Turns out, though, Mila, my great-grandmother didn’t die.  Instead, she began to recover, and once she was able to be up and about, the traveler took his leave. When my aunt shared this rather miraculous ending, I hoped she also would share what happened to the traveler, but, alas, she said, we don’t know his name; that piece of the story was lost.  

All that my aunt remembered was that the children had a stranger willing to help to keep things going and, because of him,  the family stayed together and kept the home.  I’d love to know more about this stranger, this “angel.”

I encourage you not to rely simply on genealogical research if your desire is to know your own family’s stories. Such research is a great start, but it’s a little like being online friends: the tendency is for there to be very little face to face time or conversation, and, in the end, what you have is a more shallow, less meaningful, sanitized experience. Your interaction might be safe but not necessarily satisfying, like the “hug” emoji in place of a real hug. If you want the story, the real hug, you need to sit together and ask specific questions – about social interactions, treasured possessions, popular culture when Grandma was young, and how these all changed with historic events or her own life changes, for just a few examples.

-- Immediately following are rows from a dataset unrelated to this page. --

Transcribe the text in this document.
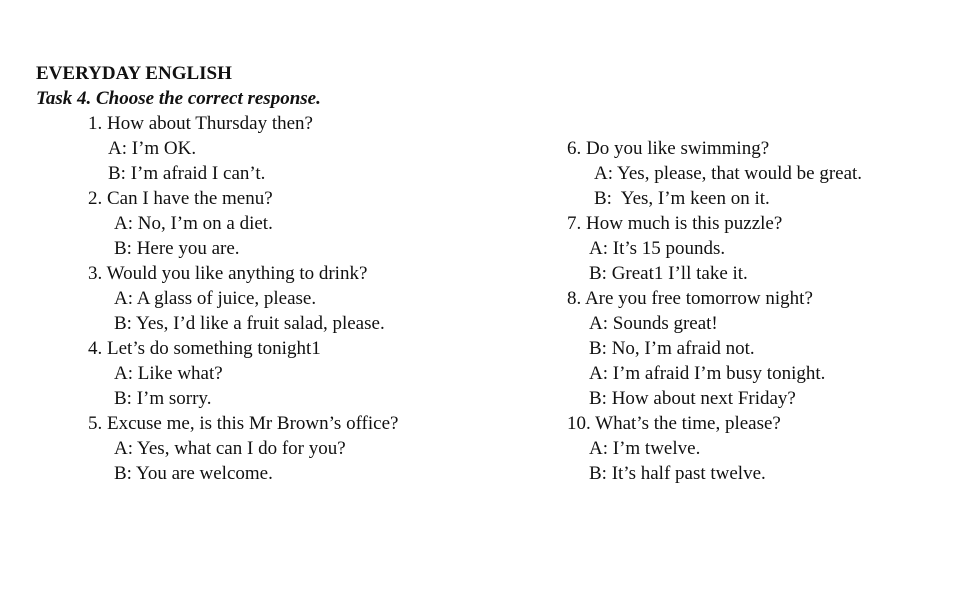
EVERYDAY ENGLISH
Task 4. Choose the correct response.
1. How about Thursday then?
A: I’m OK.
B: I’m afraid I can’t.
2. Can I have the menu?
A: No, I’m on a diet.
B: Here you are.
3. Would you like anything to drink?
A: A glass of juice, please.
B: Yes, I’d like a fruit salad, please.
4. Let’s do something tonight1
A: Like what?
B: I’m sorry.
5. Excuse me, is this Mr Brown’s office?
A: Yes, what can I do for you?
B: You are welcome.
6. Do you like swimming?
A: Yes, please, that would be great.
B:  Yes, I’m keen on it.
7. How much is this puzzle?
A: It’s 15 pounds.
B: Great1 I’ll take it.
8. Are you free tomorrow night?
A: Sounds great!
B: No, I’m afraid not.
A: I’m afraid I’m busy tonight.
B: How about next Friday?
10. What’s the time, please?
A: I’m twelve.
B: It’s half past twelve.
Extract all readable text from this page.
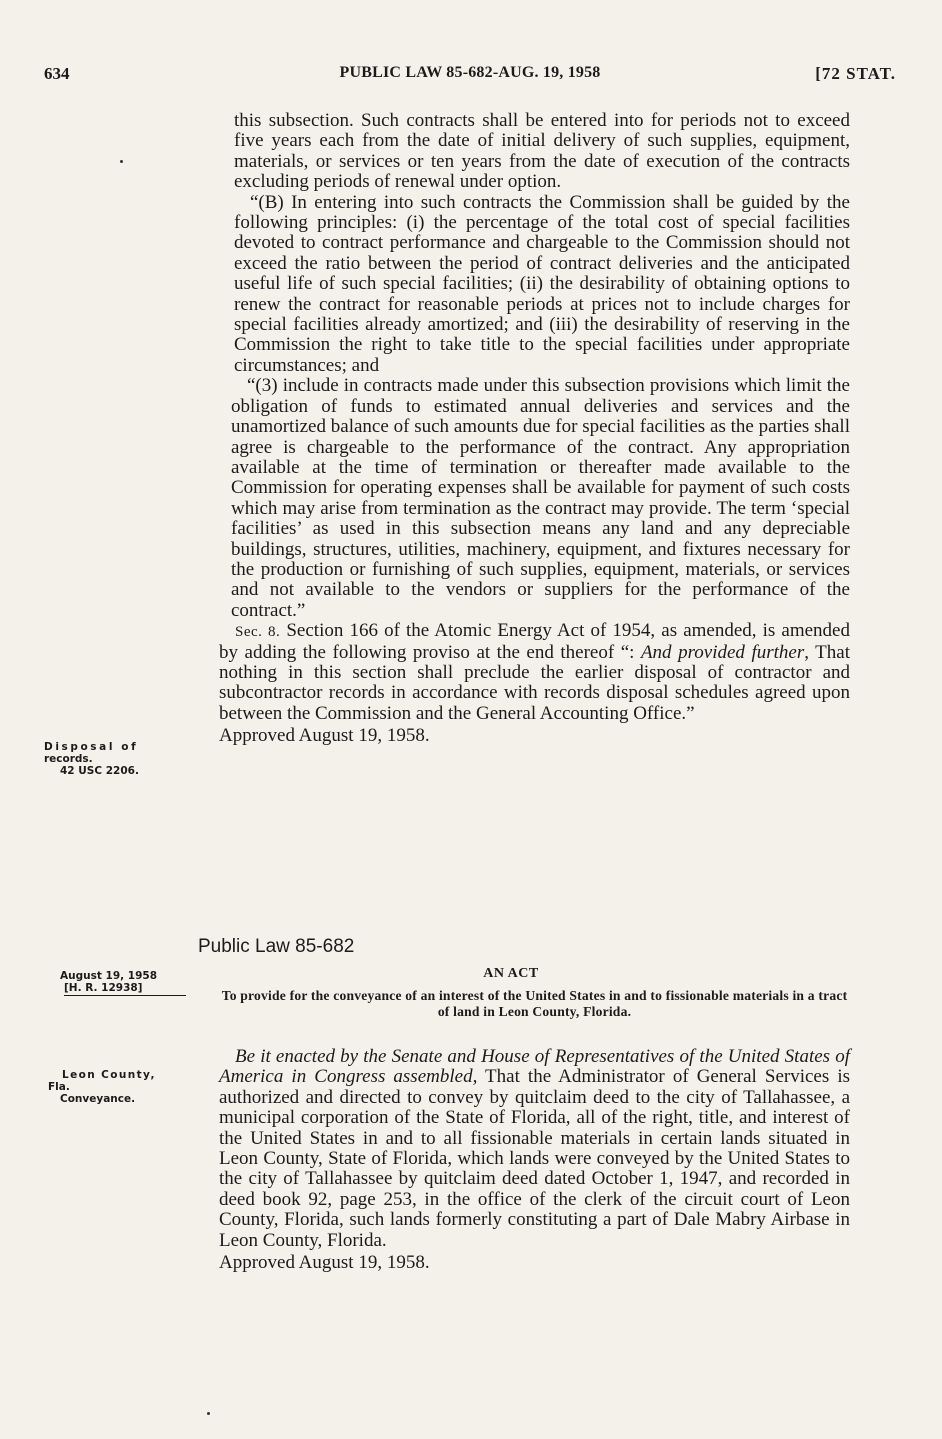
634	PUBLIC LAW 85-682-AUG. 19, 1958	[72 STAT.

this subsection. Such contracts shall be entered into for periods not to exceed five years each from the date of initial delivery of such supplies, equipment, materials, or services or ten years from the date of execution of the contracts excluding periods of renewal under option.

“(B) In entering into such contracts the Commission shall be guided by the following principles: (i) the percentage of the total cost of special facilities devoted to contract performance and chargeable to the Commission should not exceed the ratio between the period of contract deliveries and the anticipated useful life of such special facilities; (ii) the desirability of obtaining options to renew the contract for reasonable periods at prices not to include charges for special facilities already amortized; and (iii) the desirability of reserving in the Commission the right to take title to the special facilities under appropriate circumstances; and

“(3) include in contracts made under this subsection provisions which limit the obligation of funds to estimated annual deliveries and services and the unamortized balance of such amounts due for special facilities as the parties shall agree is chargeable to the performance of the contract. Any appropriation available at the time of termination or thereafter made available to the Commission for operating expenses shall be available for payment of such costs which may arise from termination as the contract may provide. The term ‘special facilities’ as used in this subsection means any land and any depreciable buildings, structures, utilities, machinery, equipment, and fixtures necessary for the production or furnishing of such supplies, equipment, materials, or services and not available to the vendors or suppliers for the performance of the contract.”

Sec. 8. Section 166 of the Atomic Energy Act of 1954, as amended, is amended by adding the following proviso at the end thereof “: And provided further, That nothing in this section shall preclude the earlier disposal of contractor and subcontractor records in accordance with records disposal schedules agreed upon between the Commission and the General Accounting Office.”

Approved August 19, 1958.

Disposal of
records.
42 USC 2206.
Public Law 85-682
August 19, 1958
[H. R. 12938]
AN ACT
To provide for the conveyance of an interest of the United States in and to fissionable materials in a tract of land in Leon County, Florida.
Leon County,
Fla.
Conveyance.

Be it enacted by the Senate and House of Representatives of the United States of America in Congress assembled, That the Administrator of General Services is authorized and directed to convey by quitclaim deed to the city of Tallahassee, a municipal corporation of the State of Florida, all of the right, title, and interest of the United States in and to all fissionable materials in certain lands situated in Leon County, State of Florida, which lands were conveyed by the United States to the city of Tallahassee by quitclaim deed dated October 1, 1947, and recorded in deed book 92, page 253, in the office of the clerk of the circuit court of Leon County, Florida, such lands formerly constituting a part of Dale Mabry Airbase in Leon County, Florida.

Approved August 19, 1958.
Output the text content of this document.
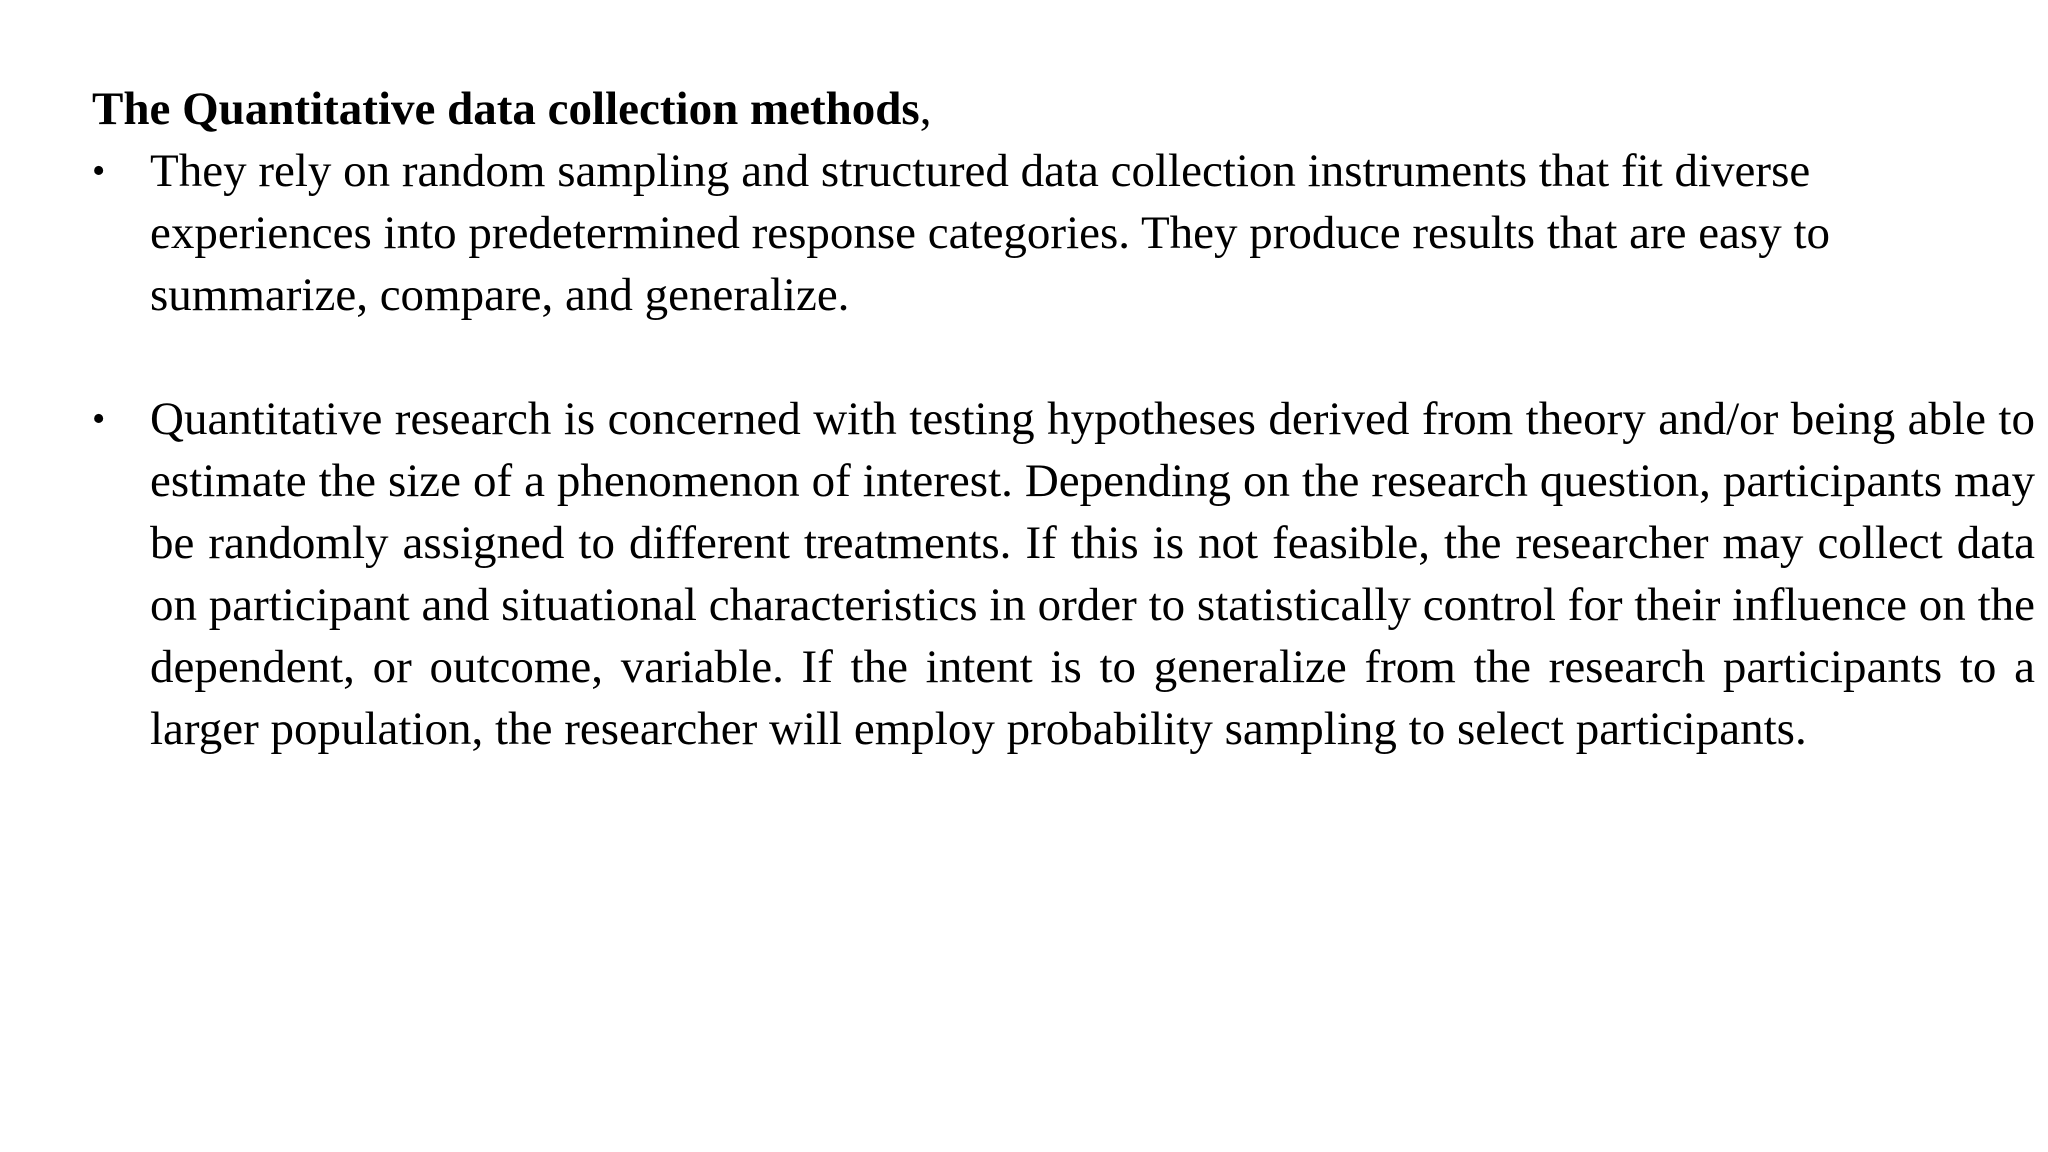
The Quantitative data collection methods,

• They rely on random sampling and structured data collection instruments that fit diverse experiences into predetermined response categories. They produce results that are easy to summarize, compare, and generalize.
• Quantitative research is concerned with testing hypotheses derived from theory and/or being able to estimate the size of a phenomenon of interest. Depending on the research question, participants may be randomly assigned to different treatments. If this is not feasible, the researcher may collect data on participant and situational characteristics in order to statistically control for their influence on the dependent, or outcome, variable. If the intent is to generalize from the research participants to a larger population, the researcher will employ probability sampling to select participants.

What did you have to do to get your picture scratched off of the family record?

Of course, this is risky since the feel-good miracle stories often are right next to the bitter ones in the picture box. Potentially huge clues to family history can be found on documents that still exist but have been angrily altered like the photo below where some family member’s face has been scratched off. In a time when having even one portrait of yourself was a true luxury,  and often that picture is the only record of a family group, what did you have to do to get your picture scratched off of the family record?

What caused someone to scratch out the picture of the woman seated 2nd from right? You know there’s a story there.

In the book, Keating argues that sometimes this kind of research is touchy but NOT asking just perpetuates the pain. She talks about her own family stories and the questions she didn’t ask of her mother, for example: “Before she died, I—like many children, I suspect—avoided any potential clashes, wanting to preserve harmony rather than ask sensitive questions.” (Keating, Elizabeth. The Essential Questions, p. 2. Penguin Publishing Group. Kindle Edition.) Take the chance, she suggests, to avoid regrets.

Finally, Keating asks and I would ask too: what do you wish people knew about you? That question is one I ask myself as I write this blog. I think especially of my children and grandchildren and want to offer them some of the stories we have not shared before now. While on the one hand such explorations can feel selfish, I know how much I wish even one of my grandparents and I had sought the answers to these questions while we still could.

Go then.

Ask.

Ask specific questions.

Ask them to tell you what you don’t even know to ask. Maybe you’ll find your Huguenots before it’s too late.